Genetica, spinocerebellaire ataxie

 

My research is focused on unraveling the genetics and biological pathways leading to various movement disorders with special attention to spinocerebellar ataxia (SCA) using the latest sequencing technologies and unique disease models. This line of research was initiated after my PhD, in which I used various gene mapping strategies to localize and identify novel disease genes for spinocerebellar ataxia in Dutch families. Upon the identification of a novel SCA disease gene, I was awarded a pre-doctoral fellowship to work in the laboratory of prof. dr. K. Fishbeck at NIH (Bethesda, USA) to unravel the functional consequence of mutations in the SCA14 disease gene, protein kinase C gamma. After my PhD graduation, I successfully continued this line of research as a postdoc in Dr Eric Reits' laboratory in the AMC (Amsterdam, the Netherlands).

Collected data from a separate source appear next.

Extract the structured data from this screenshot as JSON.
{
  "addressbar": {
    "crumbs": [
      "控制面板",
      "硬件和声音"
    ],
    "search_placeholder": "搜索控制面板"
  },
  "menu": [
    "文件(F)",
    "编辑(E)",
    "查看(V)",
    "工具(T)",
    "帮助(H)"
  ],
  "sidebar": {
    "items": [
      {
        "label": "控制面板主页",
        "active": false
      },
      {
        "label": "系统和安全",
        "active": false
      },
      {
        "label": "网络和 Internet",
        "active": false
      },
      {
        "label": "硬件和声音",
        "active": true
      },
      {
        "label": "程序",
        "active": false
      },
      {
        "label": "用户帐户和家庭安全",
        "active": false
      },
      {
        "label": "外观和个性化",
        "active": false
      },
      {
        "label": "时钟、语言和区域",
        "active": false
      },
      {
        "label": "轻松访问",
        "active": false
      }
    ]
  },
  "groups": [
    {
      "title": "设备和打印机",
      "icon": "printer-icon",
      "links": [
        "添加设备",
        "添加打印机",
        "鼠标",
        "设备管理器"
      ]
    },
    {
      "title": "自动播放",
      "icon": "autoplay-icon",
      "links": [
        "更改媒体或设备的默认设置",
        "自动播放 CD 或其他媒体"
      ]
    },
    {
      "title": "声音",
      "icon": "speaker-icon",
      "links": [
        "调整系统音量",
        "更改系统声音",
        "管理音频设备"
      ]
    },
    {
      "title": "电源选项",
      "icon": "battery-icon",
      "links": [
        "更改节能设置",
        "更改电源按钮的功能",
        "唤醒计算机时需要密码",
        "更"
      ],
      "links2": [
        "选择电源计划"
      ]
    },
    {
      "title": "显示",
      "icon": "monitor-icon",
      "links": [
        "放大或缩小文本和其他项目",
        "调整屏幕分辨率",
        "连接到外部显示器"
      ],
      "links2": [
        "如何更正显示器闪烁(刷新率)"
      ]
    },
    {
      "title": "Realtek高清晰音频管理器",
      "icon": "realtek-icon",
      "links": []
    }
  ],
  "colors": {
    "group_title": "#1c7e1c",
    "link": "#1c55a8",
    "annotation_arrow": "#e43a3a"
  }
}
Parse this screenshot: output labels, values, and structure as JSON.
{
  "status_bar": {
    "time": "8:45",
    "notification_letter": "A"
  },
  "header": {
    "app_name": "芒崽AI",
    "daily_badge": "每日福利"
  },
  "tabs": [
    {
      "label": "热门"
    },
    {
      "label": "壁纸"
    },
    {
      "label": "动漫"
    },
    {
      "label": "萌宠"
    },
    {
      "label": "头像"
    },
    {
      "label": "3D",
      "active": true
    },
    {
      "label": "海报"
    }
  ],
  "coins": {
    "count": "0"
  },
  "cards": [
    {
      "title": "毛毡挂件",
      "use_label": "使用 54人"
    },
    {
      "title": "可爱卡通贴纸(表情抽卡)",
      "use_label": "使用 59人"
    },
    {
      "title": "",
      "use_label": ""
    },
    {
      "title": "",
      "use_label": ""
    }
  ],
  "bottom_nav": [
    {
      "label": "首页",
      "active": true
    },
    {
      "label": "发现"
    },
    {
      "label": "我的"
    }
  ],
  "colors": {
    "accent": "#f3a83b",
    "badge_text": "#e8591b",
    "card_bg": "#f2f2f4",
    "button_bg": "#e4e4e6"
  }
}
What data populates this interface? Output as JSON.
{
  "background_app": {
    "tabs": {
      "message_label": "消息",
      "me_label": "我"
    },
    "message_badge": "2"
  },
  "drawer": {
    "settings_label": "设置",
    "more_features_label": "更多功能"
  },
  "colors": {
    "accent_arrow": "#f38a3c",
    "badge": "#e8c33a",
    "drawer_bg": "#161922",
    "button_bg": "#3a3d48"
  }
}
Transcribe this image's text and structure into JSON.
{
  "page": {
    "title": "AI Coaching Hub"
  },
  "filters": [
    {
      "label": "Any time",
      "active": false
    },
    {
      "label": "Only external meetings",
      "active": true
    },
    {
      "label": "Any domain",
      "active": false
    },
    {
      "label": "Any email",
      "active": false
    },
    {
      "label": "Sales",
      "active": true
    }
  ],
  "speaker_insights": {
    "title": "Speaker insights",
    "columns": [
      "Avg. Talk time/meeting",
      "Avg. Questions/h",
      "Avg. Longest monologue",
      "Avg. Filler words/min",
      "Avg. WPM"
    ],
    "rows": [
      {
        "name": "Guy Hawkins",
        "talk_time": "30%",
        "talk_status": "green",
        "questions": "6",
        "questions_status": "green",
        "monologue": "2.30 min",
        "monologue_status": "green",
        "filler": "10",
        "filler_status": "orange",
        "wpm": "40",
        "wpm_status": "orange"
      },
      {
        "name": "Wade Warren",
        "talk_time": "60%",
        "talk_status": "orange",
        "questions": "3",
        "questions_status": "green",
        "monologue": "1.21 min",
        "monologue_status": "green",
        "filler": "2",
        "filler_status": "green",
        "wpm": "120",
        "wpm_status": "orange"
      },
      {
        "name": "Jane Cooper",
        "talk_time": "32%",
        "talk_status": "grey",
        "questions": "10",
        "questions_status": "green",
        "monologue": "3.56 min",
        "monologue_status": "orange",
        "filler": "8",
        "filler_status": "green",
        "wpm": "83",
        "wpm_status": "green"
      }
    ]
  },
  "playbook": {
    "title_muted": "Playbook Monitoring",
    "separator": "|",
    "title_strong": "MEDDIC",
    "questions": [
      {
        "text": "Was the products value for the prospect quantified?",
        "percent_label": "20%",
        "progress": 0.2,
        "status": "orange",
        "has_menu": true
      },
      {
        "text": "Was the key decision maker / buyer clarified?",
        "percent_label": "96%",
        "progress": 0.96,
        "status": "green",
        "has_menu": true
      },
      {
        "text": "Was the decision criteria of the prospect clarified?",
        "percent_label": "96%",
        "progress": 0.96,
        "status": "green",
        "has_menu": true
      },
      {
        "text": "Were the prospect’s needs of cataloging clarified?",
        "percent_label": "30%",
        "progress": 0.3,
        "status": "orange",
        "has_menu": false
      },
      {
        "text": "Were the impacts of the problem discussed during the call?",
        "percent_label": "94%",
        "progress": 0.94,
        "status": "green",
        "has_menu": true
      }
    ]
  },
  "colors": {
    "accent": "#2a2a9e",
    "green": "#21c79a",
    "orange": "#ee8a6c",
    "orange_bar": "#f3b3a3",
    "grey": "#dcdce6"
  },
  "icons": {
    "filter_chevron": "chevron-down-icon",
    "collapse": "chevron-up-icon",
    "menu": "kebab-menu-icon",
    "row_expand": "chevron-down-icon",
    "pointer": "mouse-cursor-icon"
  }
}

In recent years, I have been at the forefront of the identification of novel SCA disease genes within Europe, and started to combine genetics with functional research. I have generated disease models for different SCA types including various cell models expressing mutant proteins as well as a transgenic fly model for SCA19 and transgenic mice mimicking SCA23 disease. These models are used to substantiate my genetic findings and to reveal the molecular mechanisms leading to cerebellar neurotoxicity and neurodegeneration.
My recent work identified an additional 7 novel SCA disease genes in a small subset of Dutch ataxia families. Bioinformatic analysis revealed that many of these disease proteins converge into only a few biological pathways. The identification of these pathways and its target are of major importance for future research will pave the way for the development of therapeutic interventions.